Iurratio: Was oder wer hat dir geholfen, dich in deinem Studium und mit der Sprache sicherer zu fühlen?
Georgi: Ich hatte das Glück einer tollen Gastfamilie, die mir mit Sprache und Kultur geholfen hat. Seit Beginn meines Studiums engagiere ich mich außerdem in der Hochschule. Durch meine Arbeit in der Fachschaft habe ich Zugriff zu vielen hilfreichen Materialien und höheren Semestern, deren Tipps sehr wertvoll sind. Meine Tätigkeit im Studierendenparlament und in anderen Gremien hilft mir dabei, offen vor anderen zu sprechen und mich besser auszudrücken.
Iurratio: Würdest du dir zusätzliche Angebote an den Universitäten für Nichtmuttersprachler im Studium der Rechtswissenschaften wünschen?
Georgi: An meiner Uni gibt es Kurse wie Deutsch für Juristen und es wird viel gemacht, um ausländischen Studierenden den Einstieg zu erleichtern. Toll fände ich zu Beginn des Studiums zusätzliche kleine Veranstaltungen, in denen alles noch einmal erklärt wird, es ist schlicht nicht möglich, Infos über Prüfungsordnung und Stundenplan derart schnell aufzunehmen und die Hemmschwelle nachzufragen ist in einer riesigen Gruppe groß. Solche Veranstaltungen gibt es bisher schon für Programm- und ERASMUS- Studierende. Eine Ausweitung auf den Staatsexamensstudiengang wäre toll.

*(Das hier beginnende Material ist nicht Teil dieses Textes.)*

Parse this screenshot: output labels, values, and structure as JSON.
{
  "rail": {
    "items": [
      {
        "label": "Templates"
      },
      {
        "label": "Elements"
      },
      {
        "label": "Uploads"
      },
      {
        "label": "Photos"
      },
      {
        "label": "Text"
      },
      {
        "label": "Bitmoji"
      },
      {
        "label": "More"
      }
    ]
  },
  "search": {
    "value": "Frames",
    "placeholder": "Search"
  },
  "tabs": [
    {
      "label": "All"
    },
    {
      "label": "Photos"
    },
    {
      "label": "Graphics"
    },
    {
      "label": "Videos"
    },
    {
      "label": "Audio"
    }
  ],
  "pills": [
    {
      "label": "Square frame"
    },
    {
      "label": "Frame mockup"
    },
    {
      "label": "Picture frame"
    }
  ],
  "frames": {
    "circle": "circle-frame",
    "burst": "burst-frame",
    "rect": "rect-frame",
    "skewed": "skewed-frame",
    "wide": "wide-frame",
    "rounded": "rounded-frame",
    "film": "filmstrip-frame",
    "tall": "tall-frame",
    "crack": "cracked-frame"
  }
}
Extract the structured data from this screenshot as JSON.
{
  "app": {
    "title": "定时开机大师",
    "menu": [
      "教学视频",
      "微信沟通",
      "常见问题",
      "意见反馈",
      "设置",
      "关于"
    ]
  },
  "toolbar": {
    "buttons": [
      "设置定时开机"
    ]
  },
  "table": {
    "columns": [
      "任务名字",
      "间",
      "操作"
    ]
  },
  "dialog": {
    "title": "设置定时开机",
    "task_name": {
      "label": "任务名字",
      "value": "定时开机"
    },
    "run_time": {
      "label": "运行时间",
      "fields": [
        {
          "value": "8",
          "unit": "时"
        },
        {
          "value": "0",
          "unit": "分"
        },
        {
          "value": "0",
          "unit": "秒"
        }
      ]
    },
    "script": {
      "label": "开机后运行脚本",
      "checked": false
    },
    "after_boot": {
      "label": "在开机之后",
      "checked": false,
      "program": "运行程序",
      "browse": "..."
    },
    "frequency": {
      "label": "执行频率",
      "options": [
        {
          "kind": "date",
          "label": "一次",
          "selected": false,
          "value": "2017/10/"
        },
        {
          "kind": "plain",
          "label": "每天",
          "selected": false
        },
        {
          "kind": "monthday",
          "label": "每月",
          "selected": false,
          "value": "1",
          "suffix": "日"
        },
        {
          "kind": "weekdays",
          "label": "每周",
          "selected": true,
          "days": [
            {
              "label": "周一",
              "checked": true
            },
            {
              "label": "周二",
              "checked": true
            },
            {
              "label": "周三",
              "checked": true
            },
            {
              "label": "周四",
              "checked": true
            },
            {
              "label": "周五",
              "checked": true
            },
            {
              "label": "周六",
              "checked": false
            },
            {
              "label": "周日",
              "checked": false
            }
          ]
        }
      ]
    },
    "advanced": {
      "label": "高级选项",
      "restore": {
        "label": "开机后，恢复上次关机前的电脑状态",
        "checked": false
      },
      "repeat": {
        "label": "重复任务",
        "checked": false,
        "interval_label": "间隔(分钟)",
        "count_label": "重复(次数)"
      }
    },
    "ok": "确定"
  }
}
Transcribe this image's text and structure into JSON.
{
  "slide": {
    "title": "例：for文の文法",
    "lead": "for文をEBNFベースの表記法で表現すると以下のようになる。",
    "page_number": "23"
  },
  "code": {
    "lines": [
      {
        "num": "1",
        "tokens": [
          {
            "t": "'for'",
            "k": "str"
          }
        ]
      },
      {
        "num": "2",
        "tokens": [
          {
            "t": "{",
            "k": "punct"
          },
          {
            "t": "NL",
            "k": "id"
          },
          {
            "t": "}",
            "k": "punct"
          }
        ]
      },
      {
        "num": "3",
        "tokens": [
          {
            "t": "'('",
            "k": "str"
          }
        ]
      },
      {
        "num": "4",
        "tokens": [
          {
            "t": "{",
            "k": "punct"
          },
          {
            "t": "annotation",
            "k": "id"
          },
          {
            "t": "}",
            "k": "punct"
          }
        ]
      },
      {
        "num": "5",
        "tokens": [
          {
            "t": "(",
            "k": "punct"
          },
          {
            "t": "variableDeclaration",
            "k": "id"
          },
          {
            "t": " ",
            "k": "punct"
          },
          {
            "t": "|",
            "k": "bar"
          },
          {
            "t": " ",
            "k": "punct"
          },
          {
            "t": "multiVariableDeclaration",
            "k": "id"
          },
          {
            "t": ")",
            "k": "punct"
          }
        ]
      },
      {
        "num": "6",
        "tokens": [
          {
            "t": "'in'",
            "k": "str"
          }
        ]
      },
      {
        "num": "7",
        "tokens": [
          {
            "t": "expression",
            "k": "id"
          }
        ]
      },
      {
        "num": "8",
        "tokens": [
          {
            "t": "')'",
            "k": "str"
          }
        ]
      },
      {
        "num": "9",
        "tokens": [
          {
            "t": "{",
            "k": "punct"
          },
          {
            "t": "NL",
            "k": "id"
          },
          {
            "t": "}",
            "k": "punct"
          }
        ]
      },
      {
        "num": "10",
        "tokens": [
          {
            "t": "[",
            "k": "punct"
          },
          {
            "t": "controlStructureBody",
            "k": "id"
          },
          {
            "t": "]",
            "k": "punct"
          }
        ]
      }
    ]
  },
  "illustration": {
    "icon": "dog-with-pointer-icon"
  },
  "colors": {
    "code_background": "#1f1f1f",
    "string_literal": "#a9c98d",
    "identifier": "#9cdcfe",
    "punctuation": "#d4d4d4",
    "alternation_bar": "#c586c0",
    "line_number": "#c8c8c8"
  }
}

Herr Dr. Jan Kruse, Geschäftsführer des Zentrums für Internationale Beziehungen (ZIB) der Rechtswissenschaftlichen Fakultät der Uni Köln, sieht sich täglich mit Studierenden nichtdeutscher Herkunft und deren Problemen konfrontiert. Das Zentrum für Internationale Beziehungen verwaltet die internationalen Studienprogramme
der Rechtswissenschaftlichen Fakultät .
Sie sind zahlreich: u.a. die binationalen Bachelor- und Masterstudiengänge zum deutsch-französischen Recht mit Paris 1 Panthéon-Sorbonne, zum deutsch-türkischen Recht mit den Universitäten Istanbul Bilgi und Istanbul Kemerburgaz, zum deutsch-italienischen Recht mit der Universität Florenz, den Masterstudiengang Wirtschaftsrecht und den LL.M.- Studiengang zum deutschen Recht für ausländische Juristen, die Studien- und Praktikaprogramme in den USA, China, Georgien, Indien, Russland und Südkorea und die internationalen Studienaustauschprogramme mit über 50 europäischen Universitäts-Partnerschaften. In seiner Position berät er oft Studierende, die Anlaufprobleme mit ihrem Studium an der juristischen Fakultät haben.
Iurratio: Würden Sie sagen, der Anteil an Jurastudenten, deren Muttersprache nicht Deutsch ist, ist hoch?
Dr. Kruse: Nein, das würde ich nicht sagen. Gerade im Staatsexamensstudiengang ist das eher die Ausnahme. Jedoch ist eine Internationalisierung zu erkennen, immer mehr Studiengänge mit binationaler Orientierung werden akkreditiert, so bieten wir beispielsweise Studienprogramme mit Frankreich, England, Italien und der Türkei an. Allerdings machen nur etwa 10 % z.B der französischen Teilnehmer des deutsch-französischen Studienganges nach Abschluss des LLB noch das deutsche Staatsexamen. Es bleibt also eher die Ausnahme, dass man Nichtmuttersprachler in Staatsexamensklausuren antrifft.
Iurratio: Mit welchen Problemen kommen ausländische Studierende für gewöhnlich zu Ihnen? Sind diese oft sprachspezifisch?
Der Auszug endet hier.